Screens are no longer just a box to set on a table, plug in, and watch.  Screens are a surface.  They cover desks, walls, computers, telephones, and walls.  They cover areas to convey information about the environment.  They cover areas to brand a space, to entertain an audience, to transform a space.  Screens immerse us in fabricated, artificial experiences, even outside the movie theatre.    Screens transform simple handheld objects into complex media interfaces, such as phones and tablet computers.  The capacity for screens and accompanying interfaces to transform objects and environments grows so quickly that this single development vies for one of the most transformative forces in our environment in the 21st century.  It is a way to bring the vision of cyberspace, that is, the world of the Internet, into everyday life.  The Internet, and audiovisual media in general, becomes an increasingly powerful fixture in our minute-to-minute existence.  This would not be possible without screens.   

Screens bridge the gap between the invisible signals pulsing inside computers and our human world of sensual experience.  And what is fine art if not sensual experience? 
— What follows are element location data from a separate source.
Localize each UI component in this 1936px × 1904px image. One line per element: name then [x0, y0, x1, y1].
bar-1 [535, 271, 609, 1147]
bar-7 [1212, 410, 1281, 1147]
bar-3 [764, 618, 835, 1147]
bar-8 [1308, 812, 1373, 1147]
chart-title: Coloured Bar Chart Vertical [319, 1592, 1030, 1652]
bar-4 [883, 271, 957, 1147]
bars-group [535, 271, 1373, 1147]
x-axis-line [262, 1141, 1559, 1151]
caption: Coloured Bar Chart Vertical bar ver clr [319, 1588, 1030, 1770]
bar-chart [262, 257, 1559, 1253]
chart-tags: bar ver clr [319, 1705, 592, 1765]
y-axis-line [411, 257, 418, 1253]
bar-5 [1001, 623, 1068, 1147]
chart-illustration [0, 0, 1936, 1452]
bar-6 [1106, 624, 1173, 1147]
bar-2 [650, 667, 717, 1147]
Moving painting is an emerging genre of art designed specifically for use on screens.  Also called video painting, dynamic painting, ambient painting, and ambient video, this medium exploits the ubiquity and affordability of screens and monitors.  Evoking the western tradition of oil painting, these compositions are designed with form, shape, color, and narrative with the added element of time.  Unlike traditional video art and film, the works are designed to be utilized daily in a living space.  They are displayed on the wall as a traditional painting would be shown using flat screen or projection technology. 

Timotheus Tomicek 

Moving Painting has been a quietly progressing genre for over one hundred years, in independent film, creative animation, video art, and new media and television installations.  Not until the 21st century with the commercial availability of the flat screen and compact high-definition playback and projectors did moving painting become codified as an art form qualitatively different than other art forms displayed on a screen.  The form factor of the flat screen allows this medium to be installed in a living space elegantly, blending into most any room.  Instead of a large, unsightly cathode ray television heaved into a corner, the flat screen rests unobtrusively in a living space, offering a large, brilliantly colored and brightly lit canvas.  Playback technology, ranging from solid-state hardware that plays from hard drives, memory cards, to live video streaming servers, high-definition imagery is possible on these screens with no visible hardware.  The illusion of an “electric canvas” is now complete, affordable, and practical.  This electric canvas brings together interior design and video playback to pave the way for a new kind of moving image different from film, video, or television: the moving image as fine art.